Ponto Final - A angústia de Kalashnikov
14/01/14 10:45 | Gabriel de Sales
Mikhail Kalashnikov, o herói soviético criador do
fuzil AK-47, arma de assalto mais fabricada no mundo, que morreu na antevéspera
do Natal, aos 94 anos, sofreu nos últimos anos de vida com o temor de ser
culpado pelas mortes causadas pelo seu invento, como revela, na edição de
ontem, o jornal russo Izvestia. “Minha dor espiritual é insuportável
De vez em quando me faço a mesma pergunta que não
posso responder: ‘Se meu rifle terminou com a vida de tantas pessoas, pode ser
que eu... seja culpado por
O projetista do exército da então União Soviética,
que nunca foi recompensado materialmente pela arma que projetou, começou a
trabalhar no AK-47 quando ouviu, perto do final da Segunda Guerra Mundial,
reclamações de soldados sobre a inferioridade do armamento leve do Exército
Vermelho em relação ao dos alemães. A nova arma só começou a ser produzida
regulamente em 1947, e, curiosamente, passou a ser usada muito mais
intensamente fora das fronteiras soviéticas que dentro.
Leve e fácil de operar, pode ser manejada por
pessoas fisicamente frágeis, inclusive, mulheres e adolescentes. Foi o que
aconteceu na Guerra do Vietnã, onde teve papel importante na luta da guerrilha
sul-vietnamita que, com o apoio do Vietnã do Norte, conseguiu derrotar as
tropas norte-americanas e unificar o país.
"Se o nome de Samuel Colt e seu revólver são
associados ao século 19, então a arma do século 20 sem dúvida é o
Kalashnikov", compara o analista de Defesa da BBC, Jonathan Marcus.
Diante de tanto sucesso, não demorou para que o
fuzil passasse a ser copiado. Estima-se que, desde 1947, cerca de 100 milhões
de unidades do AK-47 foram produzidas, espalhando-se, inicialmente, em países
alinhados com o bloco soviético e, depois, por todos os cantos do mundo. Para
desespero de seu criador, tornou-se uma das armas preferidas também de
narcotraficantes latino-americanos e criminosos organizados em outros redutos.
"Criei essa arma para defender minha
pátria", afirmou Kalashnikov na comemoração de seus 90 anos, em 2009.

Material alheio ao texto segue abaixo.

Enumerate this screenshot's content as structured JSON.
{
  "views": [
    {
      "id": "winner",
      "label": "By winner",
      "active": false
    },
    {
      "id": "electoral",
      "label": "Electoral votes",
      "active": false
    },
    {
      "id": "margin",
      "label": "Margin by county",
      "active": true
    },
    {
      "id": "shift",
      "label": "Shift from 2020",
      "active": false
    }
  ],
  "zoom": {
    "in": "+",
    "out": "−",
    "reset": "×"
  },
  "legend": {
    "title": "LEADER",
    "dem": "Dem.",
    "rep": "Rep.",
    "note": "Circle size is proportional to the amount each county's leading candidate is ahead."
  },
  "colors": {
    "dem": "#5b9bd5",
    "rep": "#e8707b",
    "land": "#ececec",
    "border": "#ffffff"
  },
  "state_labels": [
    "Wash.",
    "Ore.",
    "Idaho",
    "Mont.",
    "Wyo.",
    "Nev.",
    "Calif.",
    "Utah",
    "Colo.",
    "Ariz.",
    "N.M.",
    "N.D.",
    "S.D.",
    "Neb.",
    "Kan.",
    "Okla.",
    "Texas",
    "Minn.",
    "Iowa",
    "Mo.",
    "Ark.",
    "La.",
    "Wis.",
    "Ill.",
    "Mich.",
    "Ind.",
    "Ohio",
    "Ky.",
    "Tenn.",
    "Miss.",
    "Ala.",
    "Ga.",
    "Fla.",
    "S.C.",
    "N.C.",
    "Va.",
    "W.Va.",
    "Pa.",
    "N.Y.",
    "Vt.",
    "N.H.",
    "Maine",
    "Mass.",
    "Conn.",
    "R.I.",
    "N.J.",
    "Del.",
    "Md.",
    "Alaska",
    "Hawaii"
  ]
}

"Não é agradável ver que todo tipo de criminoso atira com minhas
armas", acrescentou.
No mesmo dia em que foi divulgada a carta em que
ele expôs suas angústias, a porta-voz do consórcio Kalashnikov, a empresa que
leva o nome do criador do AK-47 , maior produtora russa de armas automáticas de
combate e de espingardas esportivas, anuncia que está perto de começar a
fornecer esse tipo de armamento aos Estados Unidos. "A empresa poderá
vender com ajuda da Russian Weapon Company, o seu dealer exclusivo, até 200 mil
armas por ano", anunciou a assessora Elena Filatova. O negócio deverá
formalizado na Shot Show 2014, que se realiza de hoje até o próximo dia 17 em
Las Vegas.
Em um país extremamente liberal internamente na
comercialização de armas e, até por isso, sobressaltado por frequentes
massacres praticados por jovens e que no plano externo não hesita em usar
drones, os aviões não-tripulados, contra populações civis indefesas, a chegada
das armas russas será um forte ingrediente a mais no quadro de violência. Neste
caso, sim, a angústia de Kalashnikov seria plenamente justificada.